Después llegaba el tiempo largo que significaba tres meses de
vacaciones en Buenos Aires. Yo la llevaba por ahí, camino a Luján a las cuatro
de la mañana, mientras puntual Ariel Delgado de radio Colonia contaba las
noticias porteñas de asesinatos y emboscadas.
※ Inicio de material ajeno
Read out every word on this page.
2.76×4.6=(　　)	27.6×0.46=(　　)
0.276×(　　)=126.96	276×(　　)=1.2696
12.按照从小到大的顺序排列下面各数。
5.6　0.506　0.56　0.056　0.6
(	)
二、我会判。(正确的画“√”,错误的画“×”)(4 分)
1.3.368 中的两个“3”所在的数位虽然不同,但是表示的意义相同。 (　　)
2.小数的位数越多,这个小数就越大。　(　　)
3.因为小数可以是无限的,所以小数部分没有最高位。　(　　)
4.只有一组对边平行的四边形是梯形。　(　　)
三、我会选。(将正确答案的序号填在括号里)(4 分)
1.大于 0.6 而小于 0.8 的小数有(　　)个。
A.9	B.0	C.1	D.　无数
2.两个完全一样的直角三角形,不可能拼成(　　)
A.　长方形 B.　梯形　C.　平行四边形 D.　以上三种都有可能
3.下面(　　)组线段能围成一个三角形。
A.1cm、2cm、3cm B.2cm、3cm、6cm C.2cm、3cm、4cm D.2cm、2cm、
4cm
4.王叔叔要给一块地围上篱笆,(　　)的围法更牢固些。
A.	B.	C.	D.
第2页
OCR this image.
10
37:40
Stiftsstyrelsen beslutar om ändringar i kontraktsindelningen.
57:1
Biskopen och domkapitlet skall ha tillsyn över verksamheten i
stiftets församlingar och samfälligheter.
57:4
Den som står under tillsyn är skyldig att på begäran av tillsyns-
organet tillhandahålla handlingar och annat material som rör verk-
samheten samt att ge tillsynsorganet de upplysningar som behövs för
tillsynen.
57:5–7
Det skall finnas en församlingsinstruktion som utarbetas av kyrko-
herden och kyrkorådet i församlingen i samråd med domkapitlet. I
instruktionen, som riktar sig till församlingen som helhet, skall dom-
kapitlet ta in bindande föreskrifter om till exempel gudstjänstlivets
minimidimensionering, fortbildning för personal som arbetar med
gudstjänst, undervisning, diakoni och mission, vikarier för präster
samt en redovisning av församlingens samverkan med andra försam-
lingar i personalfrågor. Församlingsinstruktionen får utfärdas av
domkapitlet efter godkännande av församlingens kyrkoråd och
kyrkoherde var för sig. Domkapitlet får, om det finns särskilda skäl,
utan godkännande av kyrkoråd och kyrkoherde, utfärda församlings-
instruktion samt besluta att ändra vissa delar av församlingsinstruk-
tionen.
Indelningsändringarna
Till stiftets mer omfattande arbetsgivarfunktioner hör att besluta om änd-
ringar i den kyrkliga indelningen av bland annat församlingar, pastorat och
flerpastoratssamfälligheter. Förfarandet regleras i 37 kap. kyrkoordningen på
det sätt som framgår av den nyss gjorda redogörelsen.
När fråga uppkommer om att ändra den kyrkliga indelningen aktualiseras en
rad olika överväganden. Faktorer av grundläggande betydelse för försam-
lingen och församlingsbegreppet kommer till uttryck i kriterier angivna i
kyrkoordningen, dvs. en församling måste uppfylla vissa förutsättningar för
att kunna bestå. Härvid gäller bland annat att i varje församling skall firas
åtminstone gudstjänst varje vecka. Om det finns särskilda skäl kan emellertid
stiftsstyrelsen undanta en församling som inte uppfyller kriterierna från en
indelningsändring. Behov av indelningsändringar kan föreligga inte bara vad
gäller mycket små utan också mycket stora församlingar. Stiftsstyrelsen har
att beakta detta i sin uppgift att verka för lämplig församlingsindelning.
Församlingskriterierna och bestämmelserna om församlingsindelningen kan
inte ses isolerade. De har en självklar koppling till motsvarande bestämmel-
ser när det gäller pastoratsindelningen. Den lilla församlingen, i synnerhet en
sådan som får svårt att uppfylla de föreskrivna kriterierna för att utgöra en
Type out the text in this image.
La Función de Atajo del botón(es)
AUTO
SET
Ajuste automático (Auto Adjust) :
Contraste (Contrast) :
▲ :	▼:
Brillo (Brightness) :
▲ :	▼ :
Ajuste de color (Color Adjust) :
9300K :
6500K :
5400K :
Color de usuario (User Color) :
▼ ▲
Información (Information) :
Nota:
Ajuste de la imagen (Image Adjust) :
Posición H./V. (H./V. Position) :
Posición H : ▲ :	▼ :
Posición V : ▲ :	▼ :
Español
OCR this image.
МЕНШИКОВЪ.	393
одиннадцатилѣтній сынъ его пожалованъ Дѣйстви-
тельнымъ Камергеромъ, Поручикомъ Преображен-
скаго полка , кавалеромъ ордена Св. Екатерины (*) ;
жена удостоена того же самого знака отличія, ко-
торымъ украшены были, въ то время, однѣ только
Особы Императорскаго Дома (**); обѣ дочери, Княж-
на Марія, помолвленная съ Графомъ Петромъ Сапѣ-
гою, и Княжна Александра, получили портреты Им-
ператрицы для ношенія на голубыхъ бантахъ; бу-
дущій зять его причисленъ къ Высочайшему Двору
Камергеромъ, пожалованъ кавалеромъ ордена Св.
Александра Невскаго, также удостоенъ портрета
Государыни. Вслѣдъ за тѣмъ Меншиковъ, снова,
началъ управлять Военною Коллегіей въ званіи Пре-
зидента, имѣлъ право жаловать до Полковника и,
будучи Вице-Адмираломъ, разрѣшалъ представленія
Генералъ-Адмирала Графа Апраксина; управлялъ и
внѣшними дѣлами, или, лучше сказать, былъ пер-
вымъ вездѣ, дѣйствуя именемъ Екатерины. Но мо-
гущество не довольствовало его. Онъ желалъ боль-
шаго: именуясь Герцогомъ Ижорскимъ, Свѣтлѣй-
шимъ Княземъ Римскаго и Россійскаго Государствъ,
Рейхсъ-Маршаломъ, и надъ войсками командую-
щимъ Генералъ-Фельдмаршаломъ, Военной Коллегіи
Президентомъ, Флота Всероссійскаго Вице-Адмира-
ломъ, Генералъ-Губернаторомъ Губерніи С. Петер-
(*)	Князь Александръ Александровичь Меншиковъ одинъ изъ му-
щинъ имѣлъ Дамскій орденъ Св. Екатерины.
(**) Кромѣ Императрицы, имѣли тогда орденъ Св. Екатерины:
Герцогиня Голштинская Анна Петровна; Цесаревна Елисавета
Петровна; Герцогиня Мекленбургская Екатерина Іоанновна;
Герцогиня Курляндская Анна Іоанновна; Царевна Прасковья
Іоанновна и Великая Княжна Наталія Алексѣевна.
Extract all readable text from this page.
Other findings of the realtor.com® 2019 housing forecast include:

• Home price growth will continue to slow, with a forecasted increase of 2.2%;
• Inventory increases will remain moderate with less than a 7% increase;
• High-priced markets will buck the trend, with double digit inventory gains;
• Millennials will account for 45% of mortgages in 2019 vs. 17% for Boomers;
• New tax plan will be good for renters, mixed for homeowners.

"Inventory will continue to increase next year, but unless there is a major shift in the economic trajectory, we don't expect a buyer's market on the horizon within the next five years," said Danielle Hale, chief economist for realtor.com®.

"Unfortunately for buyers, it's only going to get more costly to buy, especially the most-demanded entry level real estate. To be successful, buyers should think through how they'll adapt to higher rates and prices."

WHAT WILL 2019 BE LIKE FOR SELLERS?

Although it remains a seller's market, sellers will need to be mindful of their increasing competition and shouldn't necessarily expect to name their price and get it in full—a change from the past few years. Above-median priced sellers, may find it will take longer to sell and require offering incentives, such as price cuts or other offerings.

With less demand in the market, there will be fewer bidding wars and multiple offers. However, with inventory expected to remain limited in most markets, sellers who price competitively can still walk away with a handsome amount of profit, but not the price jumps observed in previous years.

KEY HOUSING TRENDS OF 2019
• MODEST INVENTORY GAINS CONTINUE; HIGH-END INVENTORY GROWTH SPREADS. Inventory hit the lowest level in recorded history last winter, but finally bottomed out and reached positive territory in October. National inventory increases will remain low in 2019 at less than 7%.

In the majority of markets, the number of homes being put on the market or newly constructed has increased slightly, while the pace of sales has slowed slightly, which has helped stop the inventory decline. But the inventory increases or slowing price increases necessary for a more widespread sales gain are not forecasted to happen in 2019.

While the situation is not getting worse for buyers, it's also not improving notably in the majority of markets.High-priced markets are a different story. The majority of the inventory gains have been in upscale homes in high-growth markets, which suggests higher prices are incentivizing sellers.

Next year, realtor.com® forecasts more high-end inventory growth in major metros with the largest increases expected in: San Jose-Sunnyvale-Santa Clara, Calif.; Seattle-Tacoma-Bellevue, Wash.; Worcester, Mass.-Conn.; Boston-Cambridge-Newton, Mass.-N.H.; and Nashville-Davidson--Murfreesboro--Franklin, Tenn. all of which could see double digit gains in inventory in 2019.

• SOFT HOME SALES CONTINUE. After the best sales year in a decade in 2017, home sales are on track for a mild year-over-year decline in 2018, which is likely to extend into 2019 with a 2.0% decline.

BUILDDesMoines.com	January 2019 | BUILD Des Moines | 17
Era la voz de una conciencia
oscura, una presencia invisible que yo imaginaba bajo una tenue luz de lámpara
que hablaba como una aparición frente al micrófono.
Los años duros.
Mi tío había operado a varios guerrilleros en el hospital.
Pudo salvar a algunos, pero otros habían llegado a la guardia con la pastilla
de cianuro incorporada, lo que no dejaba “nada que hacer”, según él.
Mi abuela hablaba de todo eso con supuesta autoridad, con voz
altisonante, como era su estilo, y me acuerdo cuando contó que habían matado a
“la Arrostito” –como ella la nombró, con desprecio– y a mí me dio asco y miedo
al mismo tiempo.
Todos esos relatos me tenían noches enteras con los ojos
expectantes pegados a la almohada y los oídos nerviosos, escuchando la
oscuridad. Era una penumbra salpicada de sangre, ráfagas de ametralladora y
tipos enloquecidos tratando de entrar por mi ventana o esperándome escondidos
en el baño.
Entonces pensaba en ella. Allá lejos, otra vez sin verla,
siempre en la distancia.
La mañana era larga y apurada. Hurlingham, El Palomar,
Caseros, San Justo, Morón, Ciudadela. En todos lados el mismo cuadro del tipo
con delantal blanco amasando las pizzas, amontonando esos discos blancos dentro
de las latas apiladas hasta el techo. Sudaban y se limpiaban la frente con la
misma mano que se rascaban el culo y volvían a la masa. Por eso mi abuelo, que
les vendía la muzzarella, no comía pizza de pizzerías.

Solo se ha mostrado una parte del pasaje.